As the memory of all the art activities of the preceding months slowly fade (like nearly being trampled by a chic, black clad matron in an art seeing frenzy at the entrance to one of KK Projects’ buildings. To think we had that dizzying thrill in our little backwater burg), it might be time to look through the dust and see what we are left with. Although the economic downturn made it a tough premiere for P.1, I think few question its qualitative success and its positive affect on the city. But I am particularly interested in how it affected the new orleans art makers and promoters.
Was there a palpable increase in sales, invitations to be in international art shows, and coverage in international art publications?

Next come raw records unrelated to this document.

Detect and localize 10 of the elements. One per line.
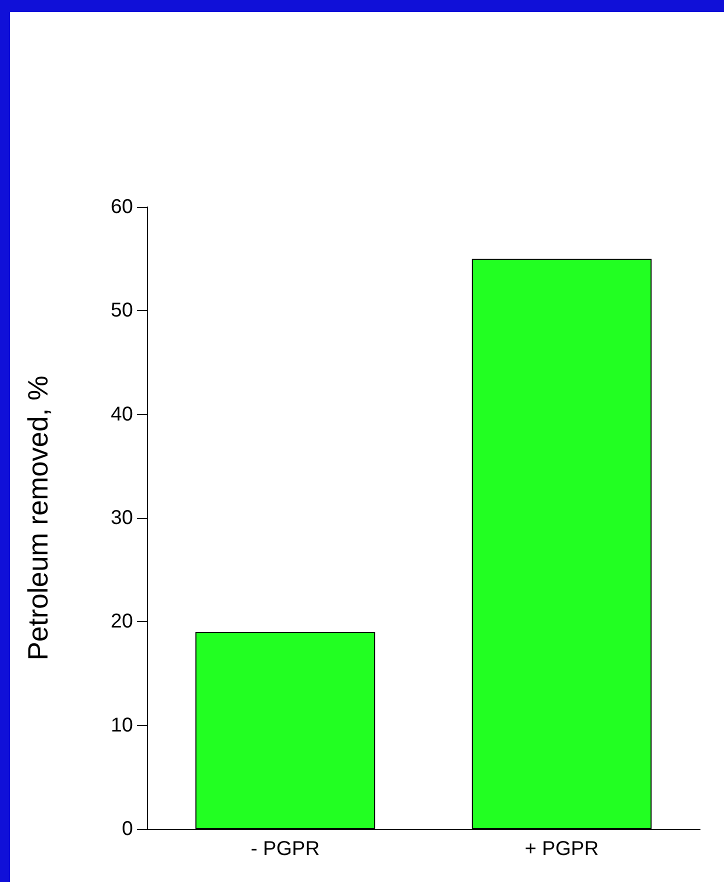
x-tick-label: + PGPR	[524, 838, 599, 860]
y-tick-label: 0	[122, 818, 133, 840]
y-tick-label: 30	[110, 507, 133, 529]
y-tick-label: 20	[110, 610, 133, 633]
y-tick-label: 60	[110, 196, 133, 218]
y-tick-label: 40	[110, 403, 133, 426]
y-tick-label: 10	[110, 714, 133, 736]
x-tick-label: - PGPR	[250, 838, 320, 860]
y-tick-label: 50	[110, 300, 133, 322]
y-axis-title: Petroleum removed, %	[22, 376, 54, 660]
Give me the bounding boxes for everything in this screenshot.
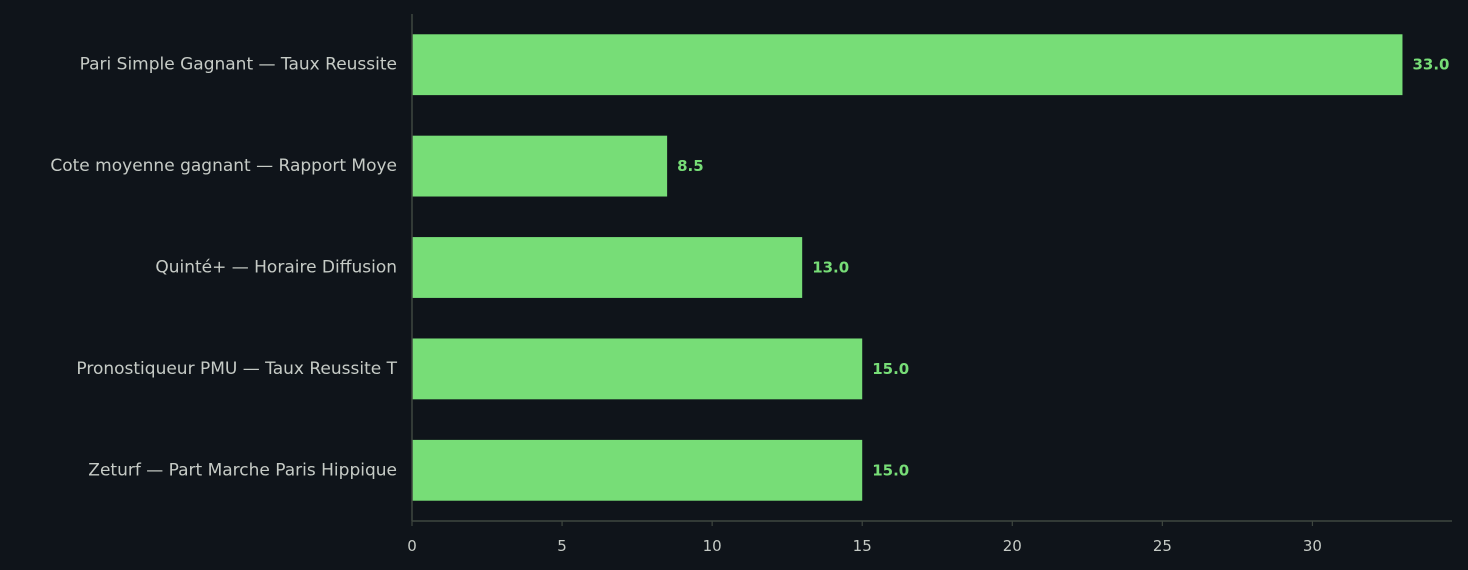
x-ticks: 0 5 10 15 20 25 30: [407, 521, 1322, 555]
bar: [412, 34, 1403, 96]
category-label: Quinté+ — Horaire Diffusion: [155, 258, 397, 278]
category-label: Pronostiqueur PMU — Taux Reussite T: [76, 359, 397, 379]
x-tick-label: 10: [703, 537, 722, 555]
category-label: Zeturf — Part Marche Paris Hippique: [88, 460, 397, 480]
x-tick-label: 30: [1303, 537, 1322, 555]
axes-layer: [411, 14, 1452, 522]
x-tick-label: 25: [1153, 537, 1172, 555]
bars-layer: [412, 34, 1403, 501]
category-label: Cote moyenne gagnant — Rapport Moye: [50, 156, 397, 176]
bar: [412, 237, 803, 298]
bar: [412, 135, 668, 197]
category-label: Pari Simple Gagnant — Taux Reussite: [80, 55, 397, 75]
category-labels: Pari Simple Gagnant — Taux Reussite Cote …: [50, 55, 397, 481]
x-tick-label: 20: [1003, 537, 1022, 555]
data-label: 15.0: [872, 360, 909, 378]
data-label: 15.0: [872, 461, 909, 479]
data-label: 13.0: [812, 259, 849, 277]
data-label: 33.0: [1412, 56, 1449, 74]
value-labels: 33.0 8.5 13.0 15.0 15.0: [677, 56, 1449, 480]
bar: [412, 439, 863, 501]
x-tick-label: 5: [557, 537, 567, 555]
bar: [412, 338, 863, 400]
data-label: 8.5: [677, 157, 704, 175]
x-tick-label: 15: [853, 537, 872, 555]
x-tick-label: 0: [407, 537, 417, 555]
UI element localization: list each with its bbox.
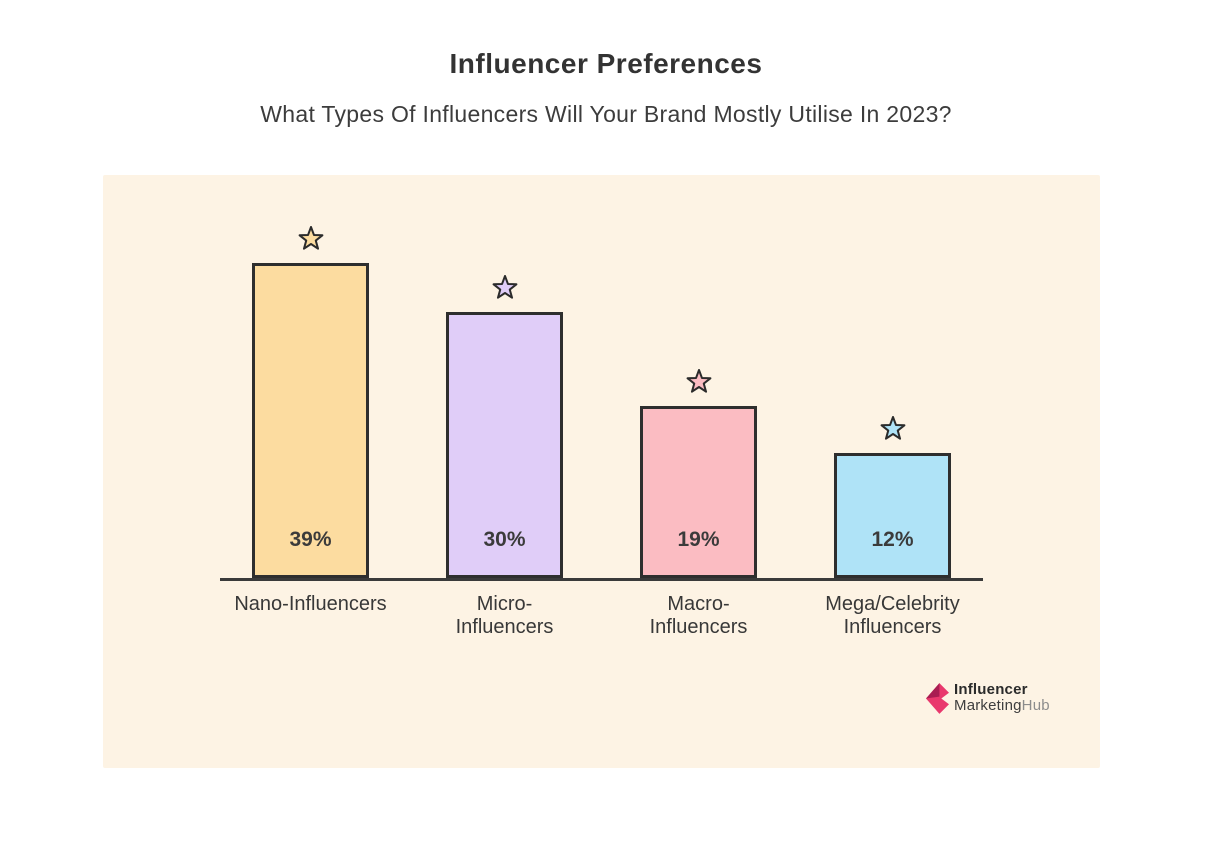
category-label-macro: Macro- Influencers — [649, 593, 748, 638]
bar-nano: 39% — [252, 226, 369, 578]
value-label: 30% — [483, 528, 526, 551]
x-axis-baseline — [220, 578, 983, 581]
logo-diamond-icon — [926, 682, 949, 714]
chart-title: Influencer Preferences — [449, 48, 763, 79]
star-icon — [686, 369, 711, 393]
value-label: 12% — [871, 528, 914, 551]
bar-micro: 30% — [446, 275, 563, 578]
logo-hub-text: Hub — [1021, 697, 1050, 714]
bar-group-mega: 12% — [796, 416, 990, 578]
bars-row: 39% 30% 19% — [103, 226, 1100, 578]
bar-mega: 12% — [834, 416, 951, 578]
bar-group-macro: 19% — [602, 369, 796, 578]
logo-line-influencer: Influencer — [954, 681, 1028, 698]
logo-line-marketinghub: MarketingHub — [954, 698, 1050, 714]
bar-macro: 19% — [640, 369, 757, 578]
category-label-mega: Mega/Celebrity Influencers — [825, 593, 960, 638]
value-label: 19% — [677, 528, 720, 551]
influencer-marketinghub-logo: Influencer MarketingHub — [926, 682, 1050, 714]
star-icon — [880, 416, 905, 440]
bar-group-nano: 39% — [214, 226, 408, 578]
star-icon — [298, 226, 323, 250]
category-labels-row: Nano-Influencers Micro- Influencers Macr… — [103, 593, 1100, 639]
category-label-micro: Micro- Influencers — [455, 593, 554, 638]
logo-marketing-text: Marketing — [954, 697, 1022, 714]
bar-group-micro: 30% — [408, 275, 602, 578]
chart-panel: 39% 30% 19% — [103, 175, 1100, 768]
star-icon — [492, 275, 517, 299]
category-label-nano: Nano-Influencers — [234, 593, 387, 615]
value-label: 39% — [289, 528, 332, 551]
chart-subtitle: What Types Of Influencers Will Your Bran… — [260, 101, 952, 127]
logo-text: Influencer MarketingHub — [954, 682, 1050, 714]
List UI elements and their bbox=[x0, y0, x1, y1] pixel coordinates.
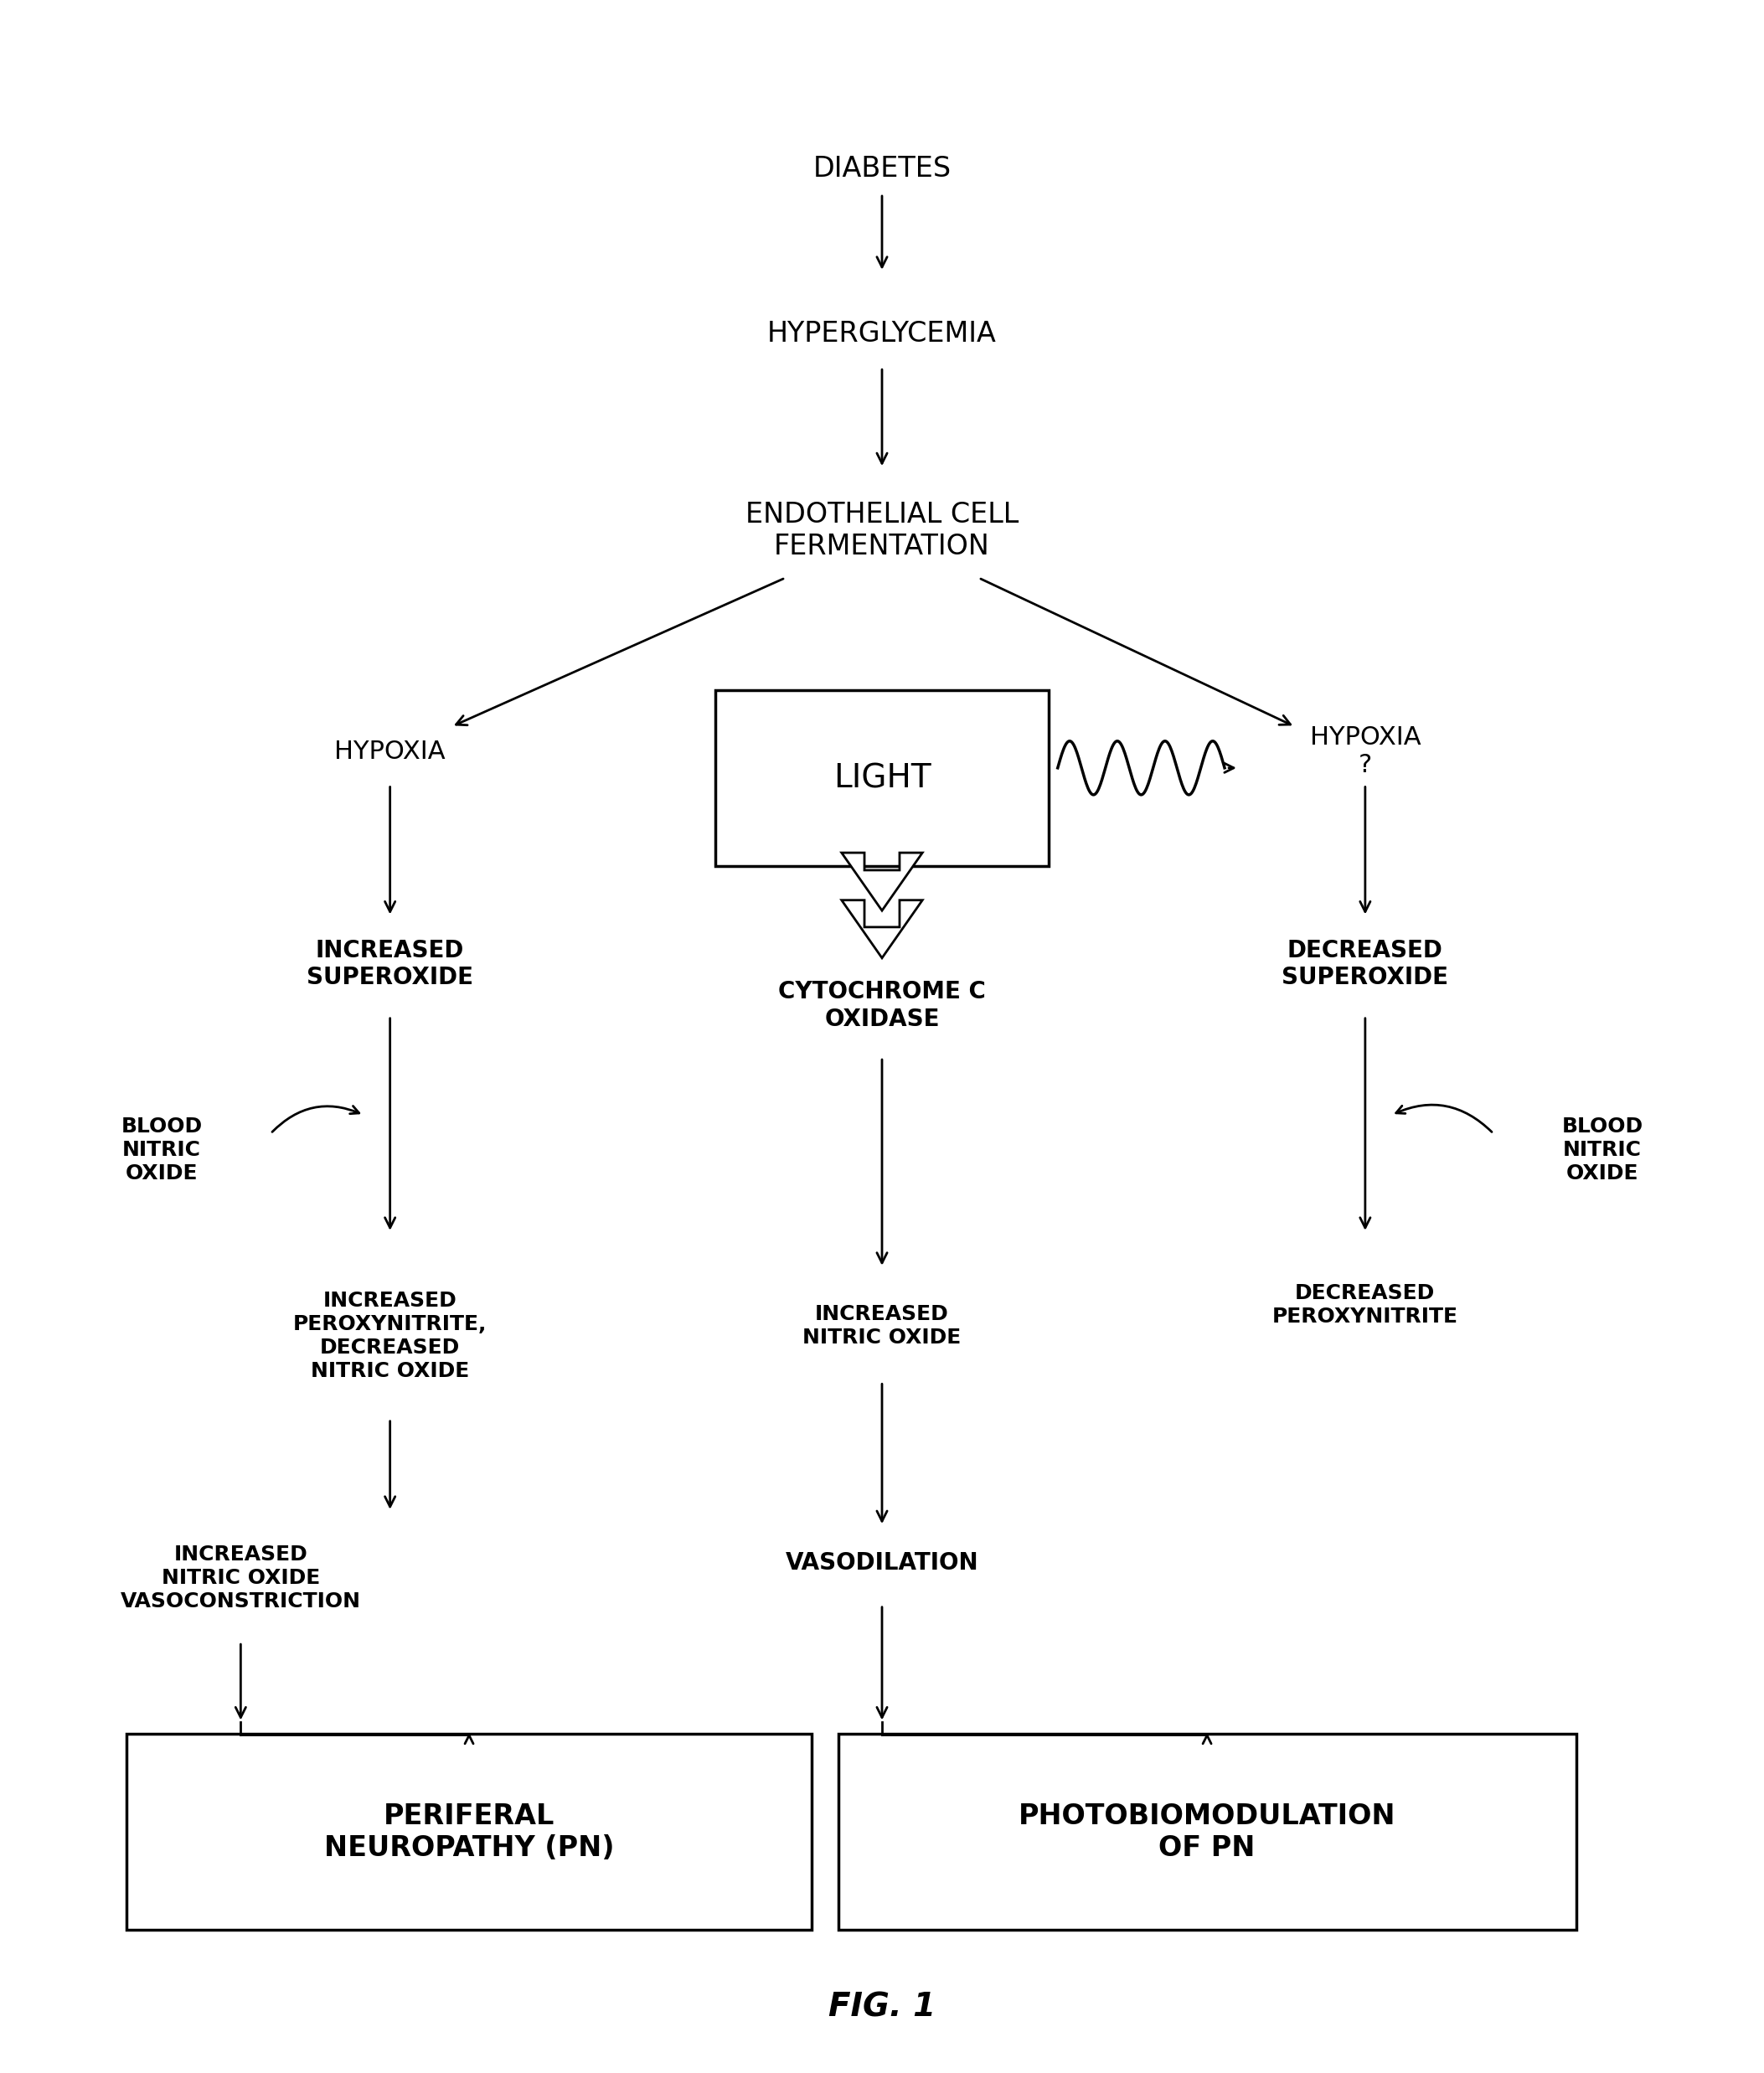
Text: BLOOD
NITRIC
OXIDE: BLOOD NITRIC OXIDE bbox=[122, 1117, 203, 1184]
Text: HYPOXIA: HYPOXIA bbox=[335, 740, 446, 763]
Text: HYPERGLYCEMIA: HYPERGLYCEMIA bbox=[767, 319, 997, 348]
Text: BLOOD
NITRIC
OXIDE: BLOOD NITRIC OXIDE bbox=[1561, 1117, 1642, 1184]
Text: INCREASED
NITRIC OXIDE
VASOCONSTRICTION: INCREASED NITRIC OXIDE VASOCONSTRICTION bbox=[120, 1544, 362, 1611]
Text: DIABETES: DIABETES bbox=[813, 155, 951, 182]
Text: INCREASED
SUPEROXIDE: INCREASED SUPEROXIDE bbox=[307, 939, 473, 989]
Text: HYPOXIA
?: HYPOXIA ? bbox=[1309, 726, 1420, 777]
Text: CYTOCHROME C
OXIDASE: CYTOCHROME C OXIDASE bbox=[778, 981, 986, 1030]
Text: ENDOTHELIAL CELL
FERMENTATION: ENDOTHELIAL CELL FERMENTATION bbox=[746, 500, 1018, 560]
Bar bbox=[838, 1733, 1575, 1930]
Text: INCREASED
PEROXYNITRITE,
DECREASED
NITRIC OXIDE: INCREASED PEROXYNITRITE, DECREASED NITRI… bbox=[293, 1291, 487, 1381]
Text: LIGHT: LIGHT bbox=[833, 763, 931, 794]
Text: DECREASED
PEROXYNITRITE: DECREASED PEROXYNITRITE bbox=[1272, 1283, 1459, 1327]
Polygon shape bbox=[841, 852, 923, 910]
Text: DECREASED
SUPEROXIDE: DECREASED SUPEROXIDE bbox=[1282, 939, 1448, 989]
Polygon shape bbox=[841, 900, 923, 958]
Text: PERIFERAL
NEUROPATHY (PN): PERIFERAL NEUROPATHY (PN) bbox=[325, 1801, 614, 1862]
Bar bbox=[714, 690, 1050, 867]
Text: PHOTOBIOMODULATION
OF PN: PHOTOBIOMODULATION OF PN bbox=[1018, 1801, 1395, 1862]
Text: FIG. 1: FIG. 1 bbox=[829, 1992, 935, 2023]
Bar bbox=[127, 1733, 811, 1930]
Text: INCREASED
NITRIC OXIDE: INCREASED NITRIC OXIDE bbox=[803, 1304, 961, 1347]
Text: VASODILATION: VASODILATION bbox=[785, 1551, 979, 1575]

I’m reminded of a story I heard about a certain nyc art critic who wandered into an artist’s studio at Colton Studios. She asked them if they were prospect 1 artists. Truth Sayers that they are, they said they weren’t. Without bothering to take a look at the unsanctioned work around her, she left. I noticed many groups of art tourists come into Universal and make a beeline to the Pierre & Gilles room with barely a glance at the local work on the way in or out. Now, I haven’t been to many biennials (and certainly not to one spread throughout a city), so perhaps I don’t know all the survival tricks of biennial behavior. There is a lot of work on display, and if you have little time, perhaps the only way to keep your eyes and feet from bleeding is to stick to the proscribed path. You’ll never make it to market if you don’t follow the herd.
Which leads me to my completely informal poll on the effects of the biennial on local artists and the visual arts in nola. I’m interested in hearing actual experiences, as well as feelings, intuition, and hearsay.